Genome-wide screens identify SEL1L as an intracellular rheostat controlling collagen turnover.

Michael J Podolsky, Benjamin Kheyfets, Monika Pandey, Afaq H Beigh, Christopher D Yang, Carlos O Lizama, Ritwik Datta, Liangguang L Lin, Zhihong Wang, Paul J Wolters, Michael T McManus, Ling Qi, Kamran Atabai
Author Information
  1. Michael J Podolsky: Department of Medicine, Weill Cornell Medical College, New York, NY, USA. mip9227@med.cornell.edu. ORCID
  2. Benjamin Kheyfets: Department of Medicine, Weill Cornell Medical College, New York, NY, USA.
  3. Monika Pandey: Department of Medicine, Weill Cornell Medical College, New York, NY, USA.
  4. Afaq H Beigh: Department of Medicine, Weill Cornell Medical College, New York, NY, USA.
  5. Christopher D Yang: Cardiovascular Research Institute, University of California, San Francisco, CA, USA. ORCID
  6. Carlos O Lizama: Cardiovascular Research Institute, University of California, San Francisco, CA, USA. ORCID
  7. Ritwik Datta: Cardiovascular Research Institute, University of California, San Francisco, CA, USA.
  8. Liangguang L Lin: Department of Molecular Physiology and Biological Physics, University of Virginia School of Medicine, Charlottesville, VA, USA. ORCID
  9. Zhihong Wang: Department of Molecular Physiology and Biological Physics, University of Virginia School of Medicine, Charlottesville, VA, USA. ORCID
  10. Paul J Wolters: Department of Medicine, University of California, San Francisco, CA, USA. ORCID
  11. Michael T McManus: Department of Microbiology and Immunology and UCSF Diabetes Center, University of California, San Francisco, CA, USA. ORCID
  12. Ling Qi: Department of Molecular Physiology and Biological Physics, University of Virginia School of Medicine, Charlottesville, VA, USA. ORCID
  13. Kamran Atabai: Cardiovascular Research Institute, University of California, San Francisco, CA, USA. kamran.atabai@ucsf.edu.

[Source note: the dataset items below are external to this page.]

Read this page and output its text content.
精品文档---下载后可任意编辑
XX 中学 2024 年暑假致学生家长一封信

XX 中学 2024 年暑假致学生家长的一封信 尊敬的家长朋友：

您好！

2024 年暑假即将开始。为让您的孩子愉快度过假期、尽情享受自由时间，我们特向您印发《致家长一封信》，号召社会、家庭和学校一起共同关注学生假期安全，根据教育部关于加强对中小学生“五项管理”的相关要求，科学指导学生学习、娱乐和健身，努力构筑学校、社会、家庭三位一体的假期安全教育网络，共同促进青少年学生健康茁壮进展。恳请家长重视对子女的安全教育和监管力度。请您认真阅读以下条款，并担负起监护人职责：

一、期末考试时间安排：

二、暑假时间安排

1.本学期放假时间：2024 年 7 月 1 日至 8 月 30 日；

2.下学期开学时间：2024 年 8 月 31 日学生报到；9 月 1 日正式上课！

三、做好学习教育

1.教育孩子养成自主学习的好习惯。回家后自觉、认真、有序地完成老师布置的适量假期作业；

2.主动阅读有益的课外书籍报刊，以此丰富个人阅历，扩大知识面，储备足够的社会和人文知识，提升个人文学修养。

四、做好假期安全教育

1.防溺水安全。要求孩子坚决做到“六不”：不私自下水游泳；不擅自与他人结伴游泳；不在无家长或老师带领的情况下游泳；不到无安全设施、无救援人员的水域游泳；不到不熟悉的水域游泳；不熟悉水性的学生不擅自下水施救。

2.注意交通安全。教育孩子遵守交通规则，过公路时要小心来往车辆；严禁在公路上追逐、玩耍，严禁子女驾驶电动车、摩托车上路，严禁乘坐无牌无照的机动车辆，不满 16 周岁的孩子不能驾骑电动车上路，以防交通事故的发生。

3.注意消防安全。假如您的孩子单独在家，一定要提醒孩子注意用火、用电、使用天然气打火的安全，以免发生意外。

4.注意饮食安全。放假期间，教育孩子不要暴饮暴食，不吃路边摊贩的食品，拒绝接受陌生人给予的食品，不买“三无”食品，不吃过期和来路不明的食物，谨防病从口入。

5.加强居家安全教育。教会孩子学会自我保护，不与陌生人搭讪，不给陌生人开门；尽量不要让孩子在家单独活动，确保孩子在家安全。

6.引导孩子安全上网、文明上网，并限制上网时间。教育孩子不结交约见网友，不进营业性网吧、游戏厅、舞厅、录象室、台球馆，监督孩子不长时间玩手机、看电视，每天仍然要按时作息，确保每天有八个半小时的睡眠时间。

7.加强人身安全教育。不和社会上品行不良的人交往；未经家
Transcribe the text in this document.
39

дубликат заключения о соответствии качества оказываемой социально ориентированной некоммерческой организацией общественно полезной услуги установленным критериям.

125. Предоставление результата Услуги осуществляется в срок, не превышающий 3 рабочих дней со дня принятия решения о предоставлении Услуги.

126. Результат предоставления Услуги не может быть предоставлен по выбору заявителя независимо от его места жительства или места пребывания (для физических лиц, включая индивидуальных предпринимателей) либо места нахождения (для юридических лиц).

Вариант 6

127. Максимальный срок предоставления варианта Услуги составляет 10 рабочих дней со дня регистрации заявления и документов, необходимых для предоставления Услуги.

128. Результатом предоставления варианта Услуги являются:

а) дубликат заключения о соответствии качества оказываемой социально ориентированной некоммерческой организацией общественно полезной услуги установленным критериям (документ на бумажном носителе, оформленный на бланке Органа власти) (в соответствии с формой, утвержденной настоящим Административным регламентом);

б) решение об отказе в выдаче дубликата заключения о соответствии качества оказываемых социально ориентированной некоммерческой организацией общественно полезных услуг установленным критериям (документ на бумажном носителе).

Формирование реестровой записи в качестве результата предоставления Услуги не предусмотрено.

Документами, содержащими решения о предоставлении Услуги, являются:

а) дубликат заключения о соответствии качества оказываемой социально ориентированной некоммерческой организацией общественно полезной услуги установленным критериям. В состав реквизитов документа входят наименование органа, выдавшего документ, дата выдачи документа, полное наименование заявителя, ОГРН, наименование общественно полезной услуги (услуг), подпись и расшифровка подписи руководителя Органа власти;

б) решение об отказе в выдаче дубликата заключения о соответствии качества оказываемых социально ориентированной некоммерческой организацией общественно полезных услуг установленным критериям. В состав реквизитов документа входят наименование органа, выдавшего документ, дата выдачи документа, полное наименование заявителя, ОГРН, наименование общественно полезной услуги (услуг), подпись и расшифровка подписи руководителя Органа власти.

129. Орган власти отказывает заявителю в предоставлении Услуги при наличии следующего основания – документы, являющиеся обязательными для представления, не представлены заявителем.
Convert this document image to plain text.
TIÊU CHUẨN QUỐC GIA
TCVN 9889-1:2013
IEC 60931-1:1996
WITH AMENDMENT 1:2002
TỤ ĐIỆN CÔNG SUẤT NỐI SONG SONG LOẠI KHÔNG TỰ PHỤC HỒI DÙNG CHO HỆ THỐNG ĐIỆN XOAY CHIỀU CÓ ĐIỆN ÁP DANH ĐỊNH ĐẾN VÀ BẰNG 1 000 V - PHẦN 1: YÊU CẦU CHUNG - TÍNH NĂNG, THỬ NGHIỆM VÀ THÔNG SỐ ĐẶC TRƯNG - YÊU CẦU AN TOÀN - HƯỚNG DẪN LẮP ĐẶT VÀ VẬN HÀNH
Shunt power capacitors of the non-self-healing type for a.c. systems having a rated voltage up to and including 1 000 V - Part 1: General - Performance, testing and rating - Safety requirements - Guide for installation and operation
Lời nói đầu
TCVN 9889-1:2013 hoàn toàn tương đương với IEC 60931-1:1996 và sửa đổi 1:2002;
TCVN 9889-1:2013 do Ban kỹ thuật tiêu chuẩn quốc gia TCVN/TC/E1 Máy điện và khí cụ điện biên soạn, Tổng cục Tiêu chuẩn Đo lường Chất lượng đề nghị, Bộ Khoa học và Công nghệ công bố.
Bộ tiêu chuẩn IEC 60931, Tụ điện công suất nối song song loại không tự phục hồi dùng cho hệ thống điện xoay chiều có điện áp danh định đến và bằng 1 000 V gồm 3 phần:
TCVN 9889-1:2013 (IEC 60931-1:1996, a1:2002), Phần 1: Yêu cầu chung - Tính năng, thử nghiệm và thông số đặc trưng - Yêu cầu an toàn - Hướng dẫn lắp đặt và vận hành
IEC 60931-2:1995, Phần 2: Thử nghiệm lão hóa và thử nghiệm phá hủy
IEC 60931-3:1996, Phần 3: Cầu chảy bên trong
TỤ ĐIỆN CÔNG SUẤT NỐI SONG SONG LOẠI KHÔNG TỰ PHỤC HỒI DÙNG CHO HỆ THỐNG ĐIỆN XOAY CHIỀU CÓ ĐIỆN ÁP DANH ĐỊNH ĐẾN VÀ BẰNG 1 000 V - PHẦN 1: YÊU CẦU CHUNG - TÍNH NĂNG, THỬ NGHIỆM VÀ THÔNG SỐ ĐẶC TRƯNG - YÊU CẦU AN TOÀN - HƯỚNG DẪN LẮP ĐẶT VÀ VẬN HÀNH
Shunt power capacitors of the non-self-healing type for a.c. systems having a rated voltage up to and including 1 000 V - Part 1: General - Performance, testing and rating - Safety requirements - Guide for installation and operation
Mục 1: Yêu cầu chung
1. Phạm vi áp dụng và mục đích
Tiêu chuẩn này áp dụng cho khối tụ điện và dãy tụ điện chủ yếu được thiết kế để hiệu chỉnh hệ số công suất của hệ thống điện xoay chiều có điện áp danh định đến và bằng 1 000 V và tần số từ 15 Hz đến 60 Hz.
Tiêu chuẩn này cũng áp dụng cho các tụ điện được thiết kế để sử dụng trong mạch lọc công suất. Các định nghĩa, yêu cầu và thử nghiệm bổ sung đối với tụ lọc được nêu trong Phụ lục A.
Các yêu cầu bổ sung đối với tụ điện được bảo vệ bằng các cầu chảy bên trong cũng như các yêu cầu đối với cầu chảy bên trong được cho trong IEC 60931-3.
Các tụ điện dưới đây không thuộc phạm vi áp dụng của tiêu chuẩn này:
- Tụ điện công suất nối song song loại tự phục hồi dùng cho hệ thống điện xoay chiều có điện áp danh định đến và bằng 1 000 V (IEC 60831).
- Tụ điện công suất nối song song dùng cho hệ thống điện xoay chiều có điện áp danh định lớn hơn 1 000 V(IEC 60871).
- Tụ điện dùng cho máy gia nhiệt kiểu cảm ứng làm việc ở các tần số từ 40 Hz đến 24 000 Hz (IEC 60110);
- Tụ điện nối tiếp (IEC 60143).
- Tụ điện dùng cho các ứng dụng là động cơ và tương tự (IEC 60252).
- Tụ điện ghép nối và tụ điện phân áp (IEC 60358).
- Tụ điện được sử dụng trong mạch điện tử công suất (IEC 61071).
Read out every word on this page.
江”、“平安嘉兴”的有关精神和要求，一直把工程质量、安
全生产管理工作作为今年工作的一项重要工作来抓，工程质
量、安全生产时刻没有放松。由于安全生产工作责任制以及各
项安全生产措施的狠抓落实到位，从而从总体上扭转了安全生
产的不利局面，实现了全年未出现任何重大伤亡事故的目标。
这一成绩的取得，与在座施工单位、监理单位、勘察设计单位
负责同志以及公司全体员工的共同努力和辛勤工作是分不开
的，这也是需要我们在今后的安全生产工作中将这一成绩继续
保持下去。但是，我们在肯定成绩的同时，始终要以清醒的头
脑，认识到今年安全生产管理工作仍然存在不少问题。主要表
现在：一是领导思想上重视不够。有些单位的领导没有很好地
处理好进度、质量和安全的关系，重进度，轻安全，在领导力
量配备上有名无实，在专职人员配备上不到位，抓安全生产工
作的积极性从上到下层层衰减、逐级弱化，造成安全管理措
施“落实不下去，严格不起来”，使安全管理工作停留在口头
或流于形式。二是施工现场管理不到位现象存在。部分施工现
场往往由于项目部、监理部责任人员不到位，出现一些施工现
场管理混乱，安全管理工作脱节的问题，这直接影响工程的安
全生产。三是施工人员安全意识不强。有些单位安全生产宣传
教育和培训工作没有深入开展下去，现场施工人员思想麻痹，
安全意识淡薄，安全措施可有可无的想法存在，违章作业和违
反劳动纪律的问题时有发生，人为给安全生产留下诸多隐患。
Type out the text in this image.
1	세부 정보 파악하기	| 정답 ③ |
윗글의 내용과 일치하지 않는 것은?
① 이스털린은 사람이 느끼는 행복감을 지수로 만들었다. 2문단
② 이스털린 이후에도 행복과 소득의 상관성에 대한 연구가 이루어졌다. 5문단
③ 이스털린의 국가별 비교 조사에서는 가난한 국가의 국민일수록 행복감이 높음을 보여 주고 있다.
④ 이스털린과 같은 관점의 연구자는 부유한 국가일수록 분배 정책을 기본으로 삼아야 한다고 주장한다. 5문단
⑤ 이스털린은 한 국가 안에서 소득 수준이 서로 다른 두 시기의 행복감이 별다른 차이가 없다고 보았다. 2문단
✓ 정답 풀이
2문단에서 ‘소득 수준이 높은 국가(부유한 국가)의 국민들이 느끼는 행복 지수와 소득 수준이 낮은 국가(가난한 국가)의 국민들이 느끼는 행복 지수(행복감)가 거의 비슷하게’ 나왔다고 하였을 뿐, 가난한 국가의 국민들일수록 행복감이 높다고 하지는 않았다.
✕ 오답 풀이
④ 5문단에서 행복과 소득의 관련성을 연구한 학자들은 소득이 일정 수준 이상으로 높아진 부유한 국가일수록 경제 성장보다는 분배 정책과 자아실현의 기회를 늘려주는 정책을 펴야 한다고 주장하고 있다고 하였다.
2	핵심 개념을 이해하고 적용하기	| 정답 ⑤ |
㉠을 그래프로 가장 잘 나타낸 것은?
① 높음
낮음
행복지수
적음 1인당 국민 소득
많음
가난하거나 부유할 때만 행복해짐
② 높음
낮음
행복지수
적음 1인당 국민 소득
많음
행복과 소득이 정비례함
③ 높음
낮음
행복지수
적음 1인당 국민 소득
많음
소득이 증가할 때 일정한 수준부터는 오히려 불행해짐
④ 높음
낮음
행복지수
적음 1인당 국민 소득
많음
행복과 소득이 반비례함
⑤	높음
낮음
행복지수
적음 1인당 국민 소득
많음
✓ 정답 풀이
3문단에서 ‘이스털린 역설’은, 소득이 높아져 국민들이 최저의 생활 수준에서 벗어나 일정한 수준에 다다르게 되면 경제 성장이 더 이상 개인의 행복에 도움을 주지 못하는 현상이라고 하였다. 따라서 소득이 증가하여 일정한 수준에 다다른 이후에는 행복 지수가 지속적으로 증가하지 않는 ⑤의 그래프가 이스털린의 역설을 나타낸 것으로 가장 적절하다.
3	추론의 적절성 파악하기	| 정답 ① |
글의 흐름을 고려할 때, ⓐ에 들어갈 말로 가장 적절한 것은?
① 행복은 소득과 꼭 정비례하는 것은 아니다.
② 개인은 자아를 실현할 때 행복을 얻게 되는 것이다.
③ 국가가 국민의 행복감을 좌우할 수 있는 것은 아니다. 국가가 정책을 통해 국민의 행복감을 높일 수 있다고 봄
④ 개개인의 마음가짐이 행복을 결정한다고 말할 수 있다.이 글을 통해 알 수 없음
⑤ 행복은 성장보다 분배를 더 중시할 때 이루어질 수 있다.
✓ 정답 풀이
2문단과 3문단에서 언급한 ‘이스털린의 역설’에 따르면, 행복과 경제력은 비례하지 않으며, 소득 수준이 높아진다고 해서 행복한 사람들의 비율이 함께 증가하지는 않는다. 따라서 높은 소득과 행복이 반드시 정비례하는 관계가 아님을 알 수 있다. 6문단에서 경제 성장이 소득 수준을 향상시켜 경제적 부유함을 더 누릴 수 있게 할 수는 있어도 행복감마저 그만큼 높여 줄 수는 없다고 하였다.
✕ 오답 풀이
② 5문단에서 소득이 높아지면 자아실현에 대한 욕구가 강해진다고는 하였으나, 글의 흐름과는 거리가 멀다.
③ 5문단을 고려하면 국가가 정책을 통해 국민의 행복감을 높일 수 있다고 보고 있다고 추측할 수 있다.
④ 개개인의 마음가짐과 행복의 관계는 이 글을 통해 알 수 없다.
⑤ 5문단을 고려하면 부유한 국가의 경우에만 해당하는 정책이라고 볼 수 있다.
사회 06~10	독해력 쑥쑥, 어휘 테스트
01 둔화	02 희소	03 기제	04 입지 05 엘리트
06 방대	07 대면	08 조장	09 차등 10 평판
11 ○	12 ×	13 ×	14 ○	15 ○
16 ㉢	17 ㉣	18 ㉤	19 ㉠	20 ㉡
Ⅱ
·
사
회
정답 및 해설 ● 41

ORCID
PMID: 38378719 DOI: 10.1038/s41467-024-45817-8

Abstract

Accumulating evidence has implicated impaired extracellular matrix (ECM) clearance as a key factor in fibrotic disease. Despite decades of research elucidating the effectors of ECM clearance, relatively little is understood regarding the upstream regulation of this process. Collagen is the most abundant constituent of normal and fibrotic ECM in mammalian tissues. Its catabolism occurs through extracellular proteolysis and cell-mediated uptake of collagen fragments for intracellular degradation. Given the paucity of information regarding the regulation of this latter process, here we execute unbiased genome-wide screens to understand the molecular underpinnings of cell-mediated collagen clearance. Using this approach, we discover a mechanism through which collagen biosynthesis is sensed by cells internally and directly regulates clearance of extracellular collagen. The sensing mechanism appears to be dependent on endoplasmic reticulum-resident protein SEL1L and occurs via a noncanonical function of this protein. This pathway functions as a homeostatic negative feedback loop that limits collagen accumulation in tissues. In human fibrotic lung disease, the induction of this collagen clearance pathway by collagen synthesis is impaired, thereby contributing to the pathological accumulation of collagen in lung tissue. Thus, we describe cell-autonomous, rheostatic collagen clearance as an important pathway of tissue homeostasis.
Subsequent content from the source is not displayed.